Percorso un paio di chilometri su Eisenhower Avenue, arrivammo a una fila di palazzine di quattro piani tutte uguali.
Dalla strada principale partiva un viale di accesso sormontato da un’insegna che diceva «Avalon Apartments-Cameron Court».
Il GPS ci guidò nel piccolo labirinto di strade del complesso residenziale, che era lussuoso e dotato di tutti i comfort. Secondo Mahoney e il suo portatile, gli affitti arrivavano a tremilacinquecento dollari al mese.
«Sai, mia zia vive in un posto come questo in Florida, a Vero Beach. Il regolamento condominiale dice che non si possono tenere più di due animali, ma lei ha quattro cagnolini identici e li porta fuori due alla volta.»

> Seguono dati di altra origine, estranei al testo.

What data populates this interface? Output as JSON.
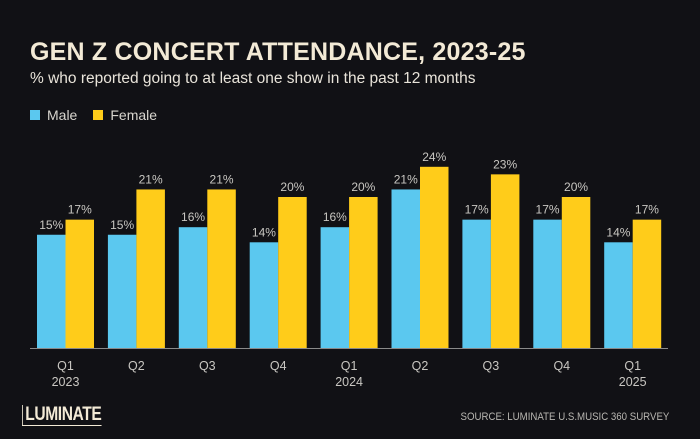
{
  "chart_data": {
    "type": "bar",
    "title": "GEN Z CONCERT ATTENDANCE, 2023-25",
    "subtitle": "% who reported going to at least one show in the past 12 months",
    "categories": [
      {
        "quarter": "Q1",
        "year": "2023"
      },
      {
        "quarter": "Q2",
        "year": ""
      },
      {
        "quarter": "Q3",
        "year": ""
      },
      {
        "quarter": "Q4",
        "year": ""
      },
      {
        "quarter": "Q1",
        "year": "2024"
      },
      {
        "quarter": "Q2",
        "year": ""
      },
      {
        "quarter": "Q3",
        "year": ""
      },
      {
        "quarter": "Q4",
        "year": ""
      },
      {
        "quarter": "Q1",
        "year": "2025"
      }
    ],
    "series": [
      {
        "name": "Male",
        "color": "#5bc8ef",
        "values": [
          15,
          15,
          16,
          14,
          16,
          21,
          17,
          17,
          14
        ]
      },
      {
        "name": "Female",
        "color": "#ffcc1a",
        "values": [
          17,
          21,
          21,
          20,
          20,
          24,
          23,
          20,
          17
        ]
      }
    ],
    "value_suffix": "%",
    "xlabel": "",
    "ylabel": "",
    "ylim": [
      0,
      26
    ],
    "grid": false,
    "legend_position": "top-left",
    "source": "SOURCE: LUMINATE U.S.MUSIC 360 SURVEY"
  },
  "branding": {
    "logo_text": "LUMINATE"
  },
  "colors": {
    "background": "#111115",
    "title": "#f3ead6",
    "label": "#c9c7c2",
    "axis": "#8a8a8a"
  }
}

Lo ascoltai distrattamente finché non arrivammo all’isolato di Nicholson. «Ehi, Ned. Guarda là!» Una cinquantina di metri più avanti una berlina blu stava uscendo da un garage. «È quello il palazzo di Nicholson?»
Mahoney alzò la testa e chiuse il computer. «Potrebbe essere. Andiamo a vedere.»
Nel frattempo l’auto si era immessa nella strada e veniva verso di noi. Era targata Washington D.C. A bordo c’erano quattro persone, due uomini davanti e dietro due passeggeri che non si vedevano bene.
Quando ci incrociammo, mi voltai a guardare e per un attimo incontrai lo sguardo di Tony Nicholson.